Urgenza non è fretta, non lo è mai e tantomeno per Vinicio Capossela che presenta tredici canzoni scomode, veraci, una reazione d’intelligenza alla decadenza del mondo in cui viviamo. Scritte fra febbraio e giugno del 2022 con l’aiuto di Don Antonio Gramentieri, Cesare Malfatti, FiloQ, Andrea Lamacchia e Alessandro “Asso” Stefana che si alternano alla produzione sono un atto di ribellione non violento ma a suo modo temerario.
Atmosfere western e orchestrali, valzer, folk, swing, cha cha cha, ska sono solo alcuni stili e generi toccati in questi brani, tra una “ninna nanna romantico-finanziaria” come “Il bene rifugio” e il consumismo a ogni costo aspramente criticato, messo alla berlina in “All you can eat”, spoken word dall’anima soul funky. “La parte del torto” cita Bertold Brecht, Claudio Lolli apprezzerebbe e si somigliano nella capacità critica, nella voglia di schierarsi dalla parte degli ultimi, nell’uso della parola come antidoto al silenzio.
La resistenza non è mai inutile, nemmeno futile, sembra voler dire Capossela in “Staffette in bicicletta” canzone partigiana dove compare la voce sempre splendida di Mara Redeghieri degli Üstmamò lì a ricordare il ruolo importante delle donne durante la guerra. Guarda oltre i confini e lo fa circondandosi di persone che di muri non ne hanno mai visti come Bunna, Sir Oliver Skardy e Raiz all’opera “Sul divano occidentale” (ogni riferimento a Goethe è puramente voluto).
Riporta in vita Ludovico Ariosto in “Ariosto Governatore” e “Gloria all’archibugio” che racchiude in sé tutto l’orrore della violenza, quella evocata anche nella commovente “La crociata dei bambini” che torna a citare Brecht con un testo ispirato al suo “La crociata dei ragazzi” che nel 1939 anticipava con chiarezza allarmante quello che stava avvenendo e sarebbe avvenuto. Resistenza dicevamo e quella de “La cattiva educazione” con Margherita Vicario è una critica veemente alla violenza maschile, agli uomini che fingono di non vedere.

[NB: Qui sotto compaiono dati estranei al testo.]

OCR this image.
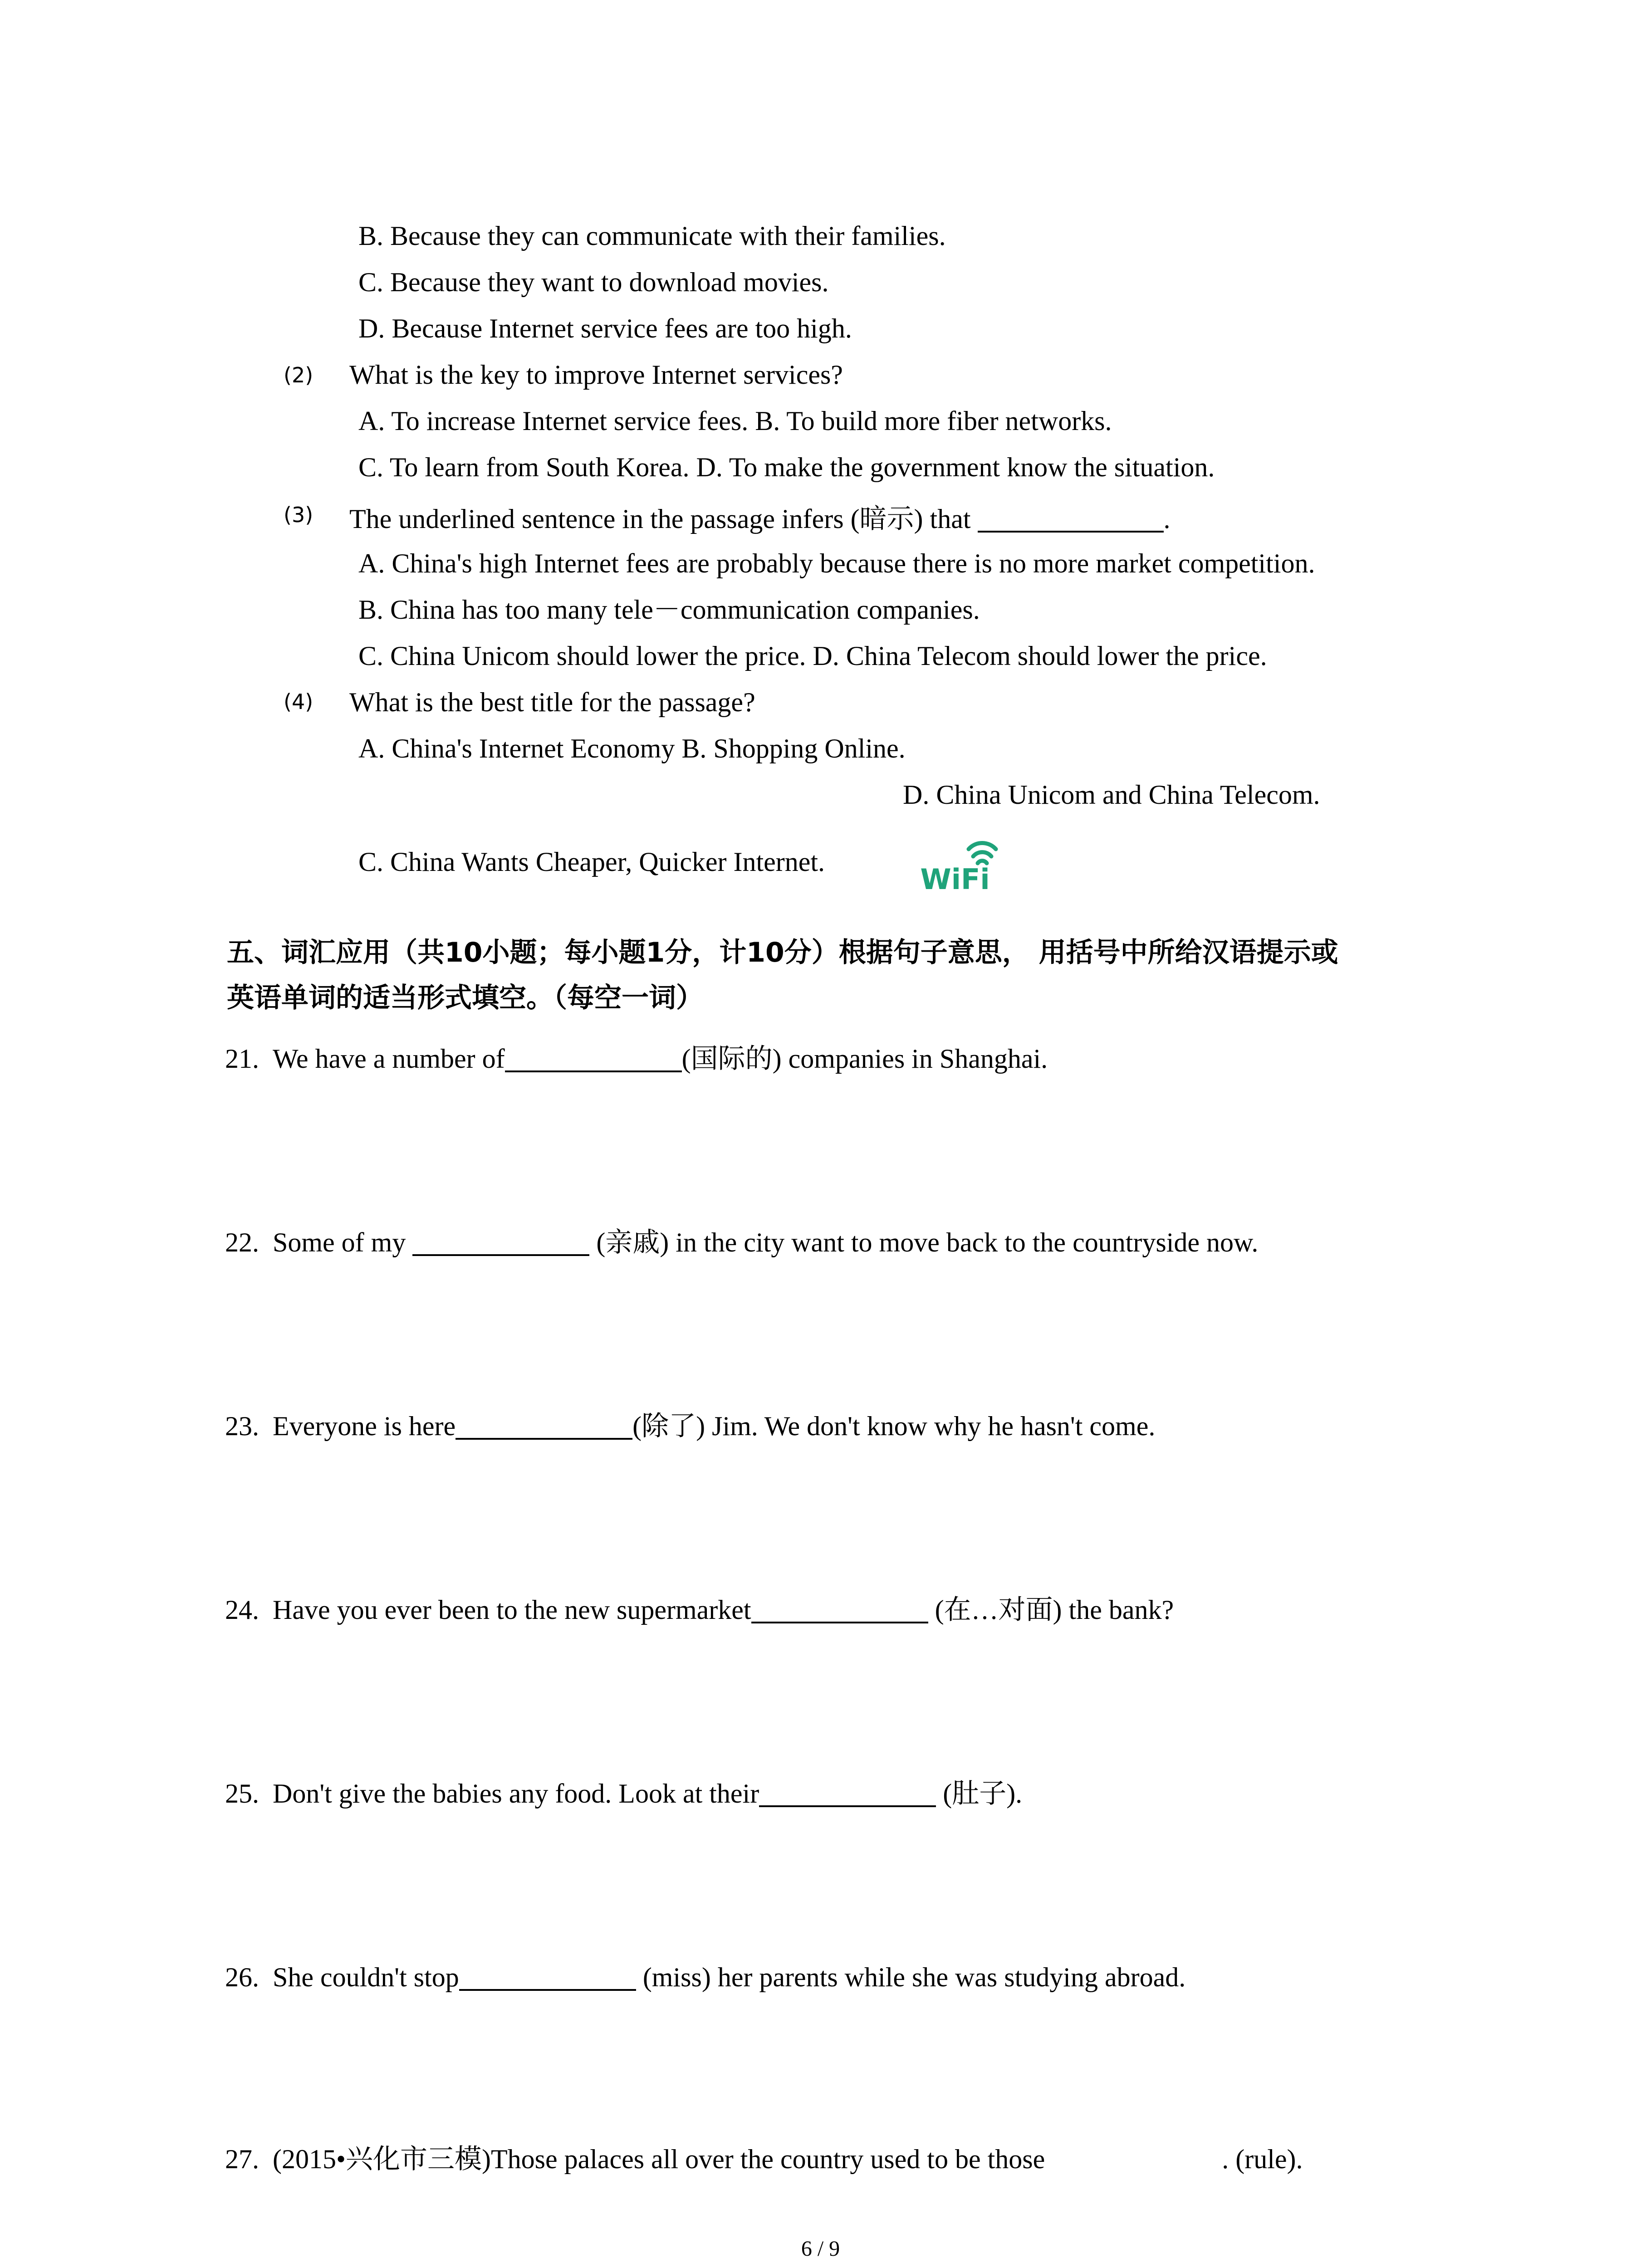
B. Because they can communicate with their families.
C. Because they want to download movies.
D. Because Internet service fees are too high.
(2) What is the key to improve Internet services?
A. To increase Internet service fees. B. To build more fiber networks.
C. To learn from South Korea. D. To make the government know the situation.
(3) The underlined sentence in the passage infers (暗示) that	.
A. China's high Internet fees are probably because there is no more market competition.
B. China has too many tele－communication companies.
C. China Unicom should lower the price. D. China Telecom should lower the price.
(4) What is the best title for the passage?
A. China's Internet Economy B. Shopping Online.
D. China Unicom and China Telecom.
C. China Wants Cheaper, Quicker Internet.
WiFi
五、词汇应用（共10小题；每小题1分，计10分）根据句子意思， 用括号中所给汉语提示或
英语单词的适当形式填空。（每空一词）
21. We have a number of	(国际的) companies in Shanghai.
22. Some of my	(亲戚) in the city want to move back to the countryside now.
23. Everyone is here	(除了) Jim. We don't know why he hasn't come.
24. Have you ever been to the new supermarket	(在…对面) the bank?
25. Don't give the babies any food. Look at their	(肚子).
26. She couldn't stop	(miss) her parents while she was studying abroad.
27. (2015•兴化市三模)Those palaces all over the country used to be those	. (rule).
6 / 9
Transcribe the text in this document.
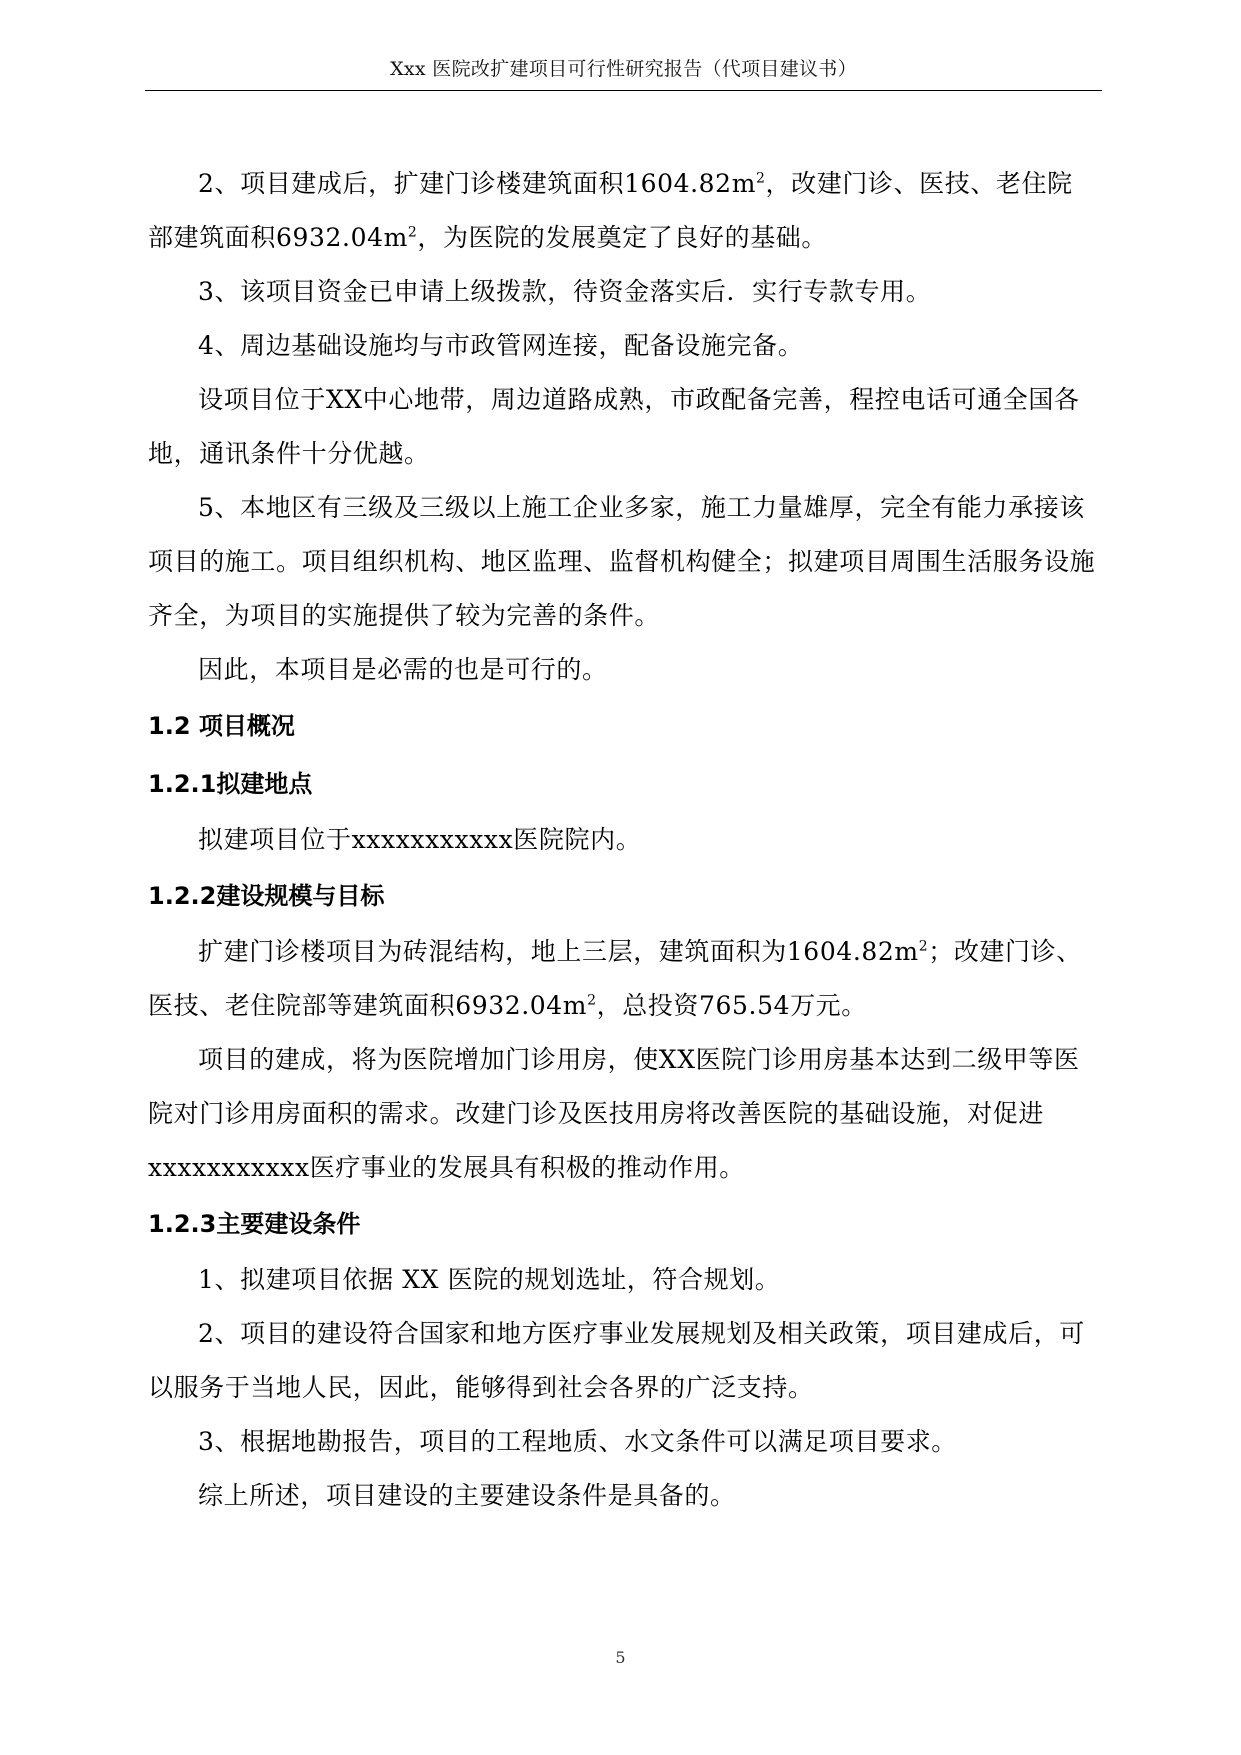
Xxx 医院改扩建项目可行性研究报告（代项目建议书）

2、项目建成后，扩建门诊楼建筑面积$1604.82m^2$，改建门诊、医技、老住院部建筑面积$6932.04m^2$，为医院的发展奠定了良好的基础。

3、该项目资金已申请上级拨款，待资金落实后．实行专款专用。

4、周边基础设施均与市政管网连接，配备设施完备。

设项目位于XX中心地带，周边道路成熟，市政配备完善，程控电话可通全国各地，通讯条件十分优越。

5、本地区有三级及三级以上施工企业多家，施工力量雄厚，完全有能力承接该项目的施工。项目组织机构、地区监理、监督机构健全；拟建项目周围生活服务设施齐全，为项目的实施提供了较为完善的条件。

因此，本项目是必需的也是可行的。

1.2 项目概况
1.2.1拟建地点

拟建项目位于xxxxxxxxxxx医院院内。

1.2.2建设规模与目标

扩建门诊楼项目为砖混结构，地上三层，建筑面积为$1604.82m^2$；改建门诊、医技、老住院部等建筑面积$6932.04m^2$，总投资765.54万元。

项目的建成，将为医院增加门诊用房，使XX医院门诊用房基本达到二级甲等医院对门诊用房面积的需求。改建门诊及医技用房将改善医院的基础设施，对促进xxxxxxxxxxx医疗事业的发展具有积极的推动作用。

1.2.3主要建设条件

1、拟建项目依据 XX 医院的规划选址，符合规划。

2、项目的建设符合国家和地方医疗事业发展规划及相关政策，项目建成后，可以服务于当地人民，因此，能够得到社会各界的广泛支持。

3、根据地勘报告，项目的工程地质、水文条件可以满足项目要求。

综上所述，项目建设的主要建设条件是具备的。

5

Gli ultimi, i carcerati tornano ad essere protagonisti in “Minorità” prima di un finale lieve, persino giocoso con “Cha cha chaf della pozzanghera” che celebra l’infanzia e le sue mille sfumature, mentre “Il tempo dei regali” ispirato al libro di Patrick Leigh Fermor parla di doni e libertà, di accettarsi senza riserve. E’ questa la filosofia di “Con i tasti che ci abbiamo”, fragile e potente al tempo stesso. I tempi bui in mano a Capossela si riempiono di piccole luci, di umana speranza a patto di saper trasformare i limiti in possibilità.